The executor of Richard Davenport's estate brings a constitutional challenge to the statutory provision that a wife's unresolved alimony claims survive her husband's death as a lien on his estate.
Davenport's answer, she sought a divorce on the ground of cruel treatment and counterclaimed for temporary and permanent alimony, a property settlement and attorney fees.
In January 1978, the trial court granted a divorce and reserved for later determination the issues of alimony, property rights and attorney fees. A hearing on the issue of temporary alimony was held; before an order had been entered, Richard Davenport died. Mrs. Davenport filed a motion to substitute the executor of Richard Davenport's estate for the deceased plaintiff under Code Ann. 30-201, which provides that a wife's unresolved alimony claims are a lien upon the husband's estate. The executor objected to the substitution on the ground that Code Ann. 30-201 violates several provisions of the State and Federal Constitutions. 1
The trial court upheld the constitutionality of the statute, ordered the substitution, and certified its order for immediate review. We affirm.
1. Code Ann. 30-201 provides, in pertinent part: "Should the husband die prior to the court's order on the issues of alimony, the rights of wife shall survive and be a lien upon the estate of the deceased." Ga. L. 1977, pp. 1253, 1256. The executor argues that this provision was enacted in violation of Art. III, Sec. VII, Par.
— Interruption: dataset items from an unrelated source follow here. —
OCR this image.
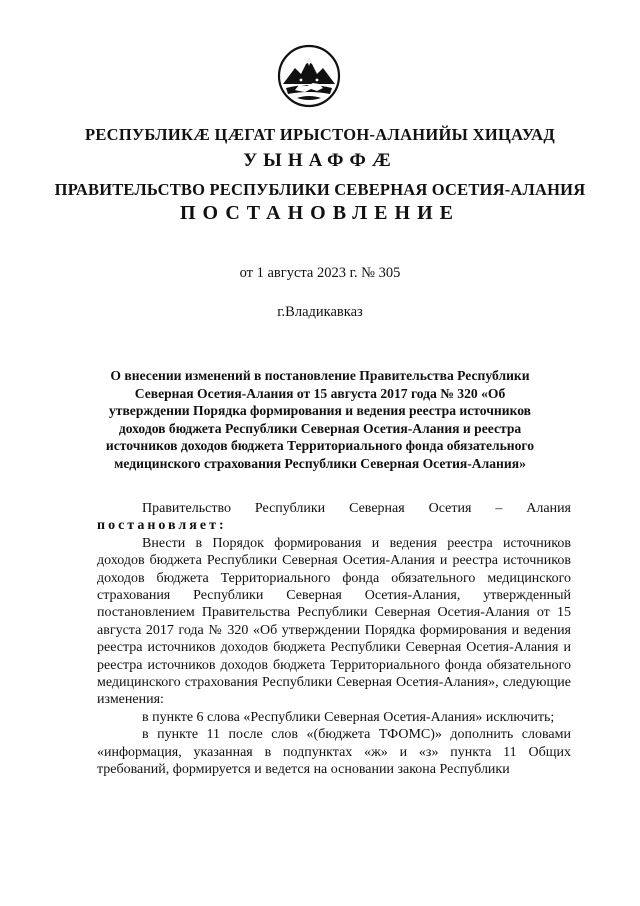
РЕСПУБЛИКÆ ЦÆГАТ ИРЫСТОН-АЛАНИЙЫ ХИЦАУАД
УЫНАФФÆ
ПРАВИТЕЛЬСТВО РЕСПУБЛИКИ СЕВЕРНАЯ ОСЕТИЯ-АЛАНИЯ
ПОСТАНОВЛЕНИЕ
от 1 августа 2023 г. № 305
г.Владикавказ
О внесении изменений в постановление Правительства Республики Северная Осетия-Алания от 15 августа 2017 года № 320 «Об утверждении Порядка формирования и ведения реестра источников доходов бюджета Республики Северная Осетия-Алания и реестра источников доходов бюджета Территориального фонда обязательного медицинского страхования Республики Северная Осетия-Алания»

Правительство Республики Северная Осетия – Алания постановляет:

Внести в Порядок формирования и ведения реестра источников доходов бюджета Республики Северная Осетия-Алания и реестра источников доходов бюджета Территориального фонда обязательного медицинского страхования Республики Северная Осетия-Алания, утвержденный постановлением Правительства Республики Северная Осетия-Алания от 15 августа 2017 года № 320 «Об утверждении Порядка формирования и ведения реестра источников доходов бюджета Республики Северная Осетия-Алания и реестра источников доходов бюджета Территориального фонда обязательного медицинского страхования Республики Северная Осетия-Алания», следующие изменения:

в пункте 6 слова «Республики Северная Осетия-Алания» исключить;

в пункте 11 после слов «(бюджета ТФОМС)» дополнить словами «информация, указанная в подпунктах «ж» и «з» пункта 11 Общих требований, формируется и ведется на основании закона Республики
IV of the Georgia Constitution, Code Ann. 2-1304, which requires that the title of an Act indicate its contents and that the Act refer to only one subject matter.
This Act was titled "Divorce and Alimony Procedures Changed." The caption provided, in part, that the Act was intended "to amend Code section 30-201, relating to permanent and temporary alimony . . . to provide for liens upon estates . . ." The constitutional title provision does not require the legislature to set forth the entire substance of an Act in its title. Lee v. State, 239 Ga. 69 (1) (238 SE2d 852) (1977). Instead, the substance of the Act must be related to the title, and the title must give notice of the Act's contents. The statement in the Act's caption, that it amends the Code section relating to permanent and temporary alimony "to provide for liens upon estates," gives sufficient notice of the provisions of the Act to meet the constitutional requirement.
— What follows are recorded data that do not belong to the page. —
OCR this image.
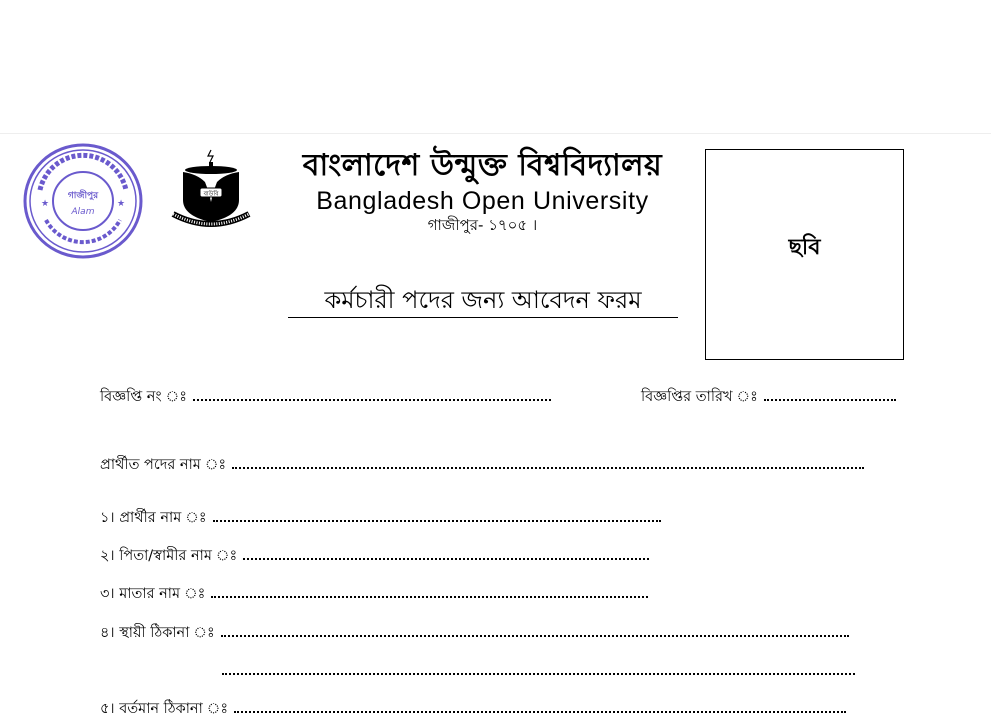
★	★
গাজীপুর
Alam
বাউবি
বাংলাদেশ উন্মুক্ত বিশ্ববিদ্যালয়
Bangladesh Open University
গাজীপুর- ১৭০৫ ।
কর্মচারী পদের জন্য আবেদন ফরম
ছবি
বিজ্ঞপ্তি নং ঃ	বিজ্ঞপ্তির তারিখ ঃ
প্রার্থীত পদের নাম ঃ
১। প্রার্থীর নাম ঃ
২। পিতা/স্বামীর নাম ঃ
৩। মাতার নাম ঃ
৪। স্থায়ী ঠিকানা ঃ
৫। বর্তমান ঠিকানা ঃ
We also find that the Act deals with a single subject matter. The challenged Act meets this constitutional requirement because its provisions all relate to changes in divorce and alimony procedure necessitated by the advent of "no fault" divorce. Because the lien provision "has a natural connection with the main object of the legislation," the single subject matter rule is not violated. See Wall v. Bd. of Elections of Chatham County, 242 Ga. 566 (3) (250 SE2d 408) (1978)
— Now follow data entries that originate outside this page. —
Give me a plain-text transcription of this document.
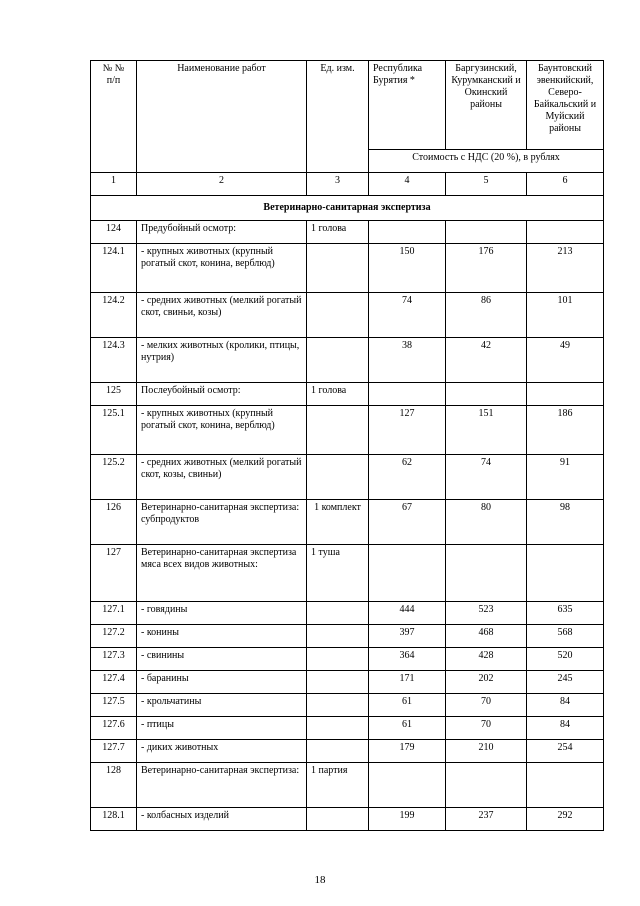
№ №
п/п	Наименование работ	Ед. изм.	Республика Бурятия *	Баргузинский, Курумканский и Окинский районы	Баунтовский эвенкийский, Северо-Байкальский и Муйский районы
			Стоимость с НДС (20 %), в рублях		
1	2	3	4	5	6
Ветеринарно-санитарная экспертиза					
124	Предубойный осмотр:	1 голова			
124.1	- крупных животных (крупный рогатый скот, конина, верблюд)		150	176	213
124.2	- средних животных (мелкий рогатый скот, свиньи, козы)		74	86	101
124.3	- мелких животных (кролики, птицы, нутрия)		38	42	49
125	Послеубойный осмотр:	1 голова			
125.1	- крупных животных (крупный рогатый скот, конина, верблюд)		127	151	186
125.2	- средних животных (мелкий рогатый скот, козы, свиньи)		62	74	91
126	Ветеринарно-санитарная экспертиза: субпродуктов	1 комплект	67	80	98
127	Ветеринарно-санитарная экспертиза мяса всех видов животных:	1 туша			
127.1	- говядины		444	523	635
127.2	- конины		397	468	568
127.3	- свинины		364	428	520
127.4	- баранины		171	202	245
127.5	- крольчатины		61	70	84
127.6	- птицы		61	70	84
127.7	- диких животных		179	210	254
128	Ветеринарно-санитарная экспертиза:	1 партия			
128.1	- колбасных изделий		199	237	292
18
2. Appellant also contends that the lien provision violates the due process clauses of the Fourteenth Amendment to the United States Constitution and of the Georgia Constitution. Code Ann. 2-101. The Act provides that if the husband dies "prior to the court's order on the issues of alimony," the wife's "rights" survive as a lien on his estate. Appellant contends that because the phrase, "prior to the court's order on the issues of alimony," does not specify a time period for the calculation of alimony and because the "rights" of the wife are undefined, the statute is unconstitutionally vague. Although the statute could be more artfully drafted, we believe that the legislative intent is clear and that the statute provides "fair notice" of its meaning. Bryan v. Ga. Public Service Comm., 238 Ga. 572 (234 SE2d 784) (1977)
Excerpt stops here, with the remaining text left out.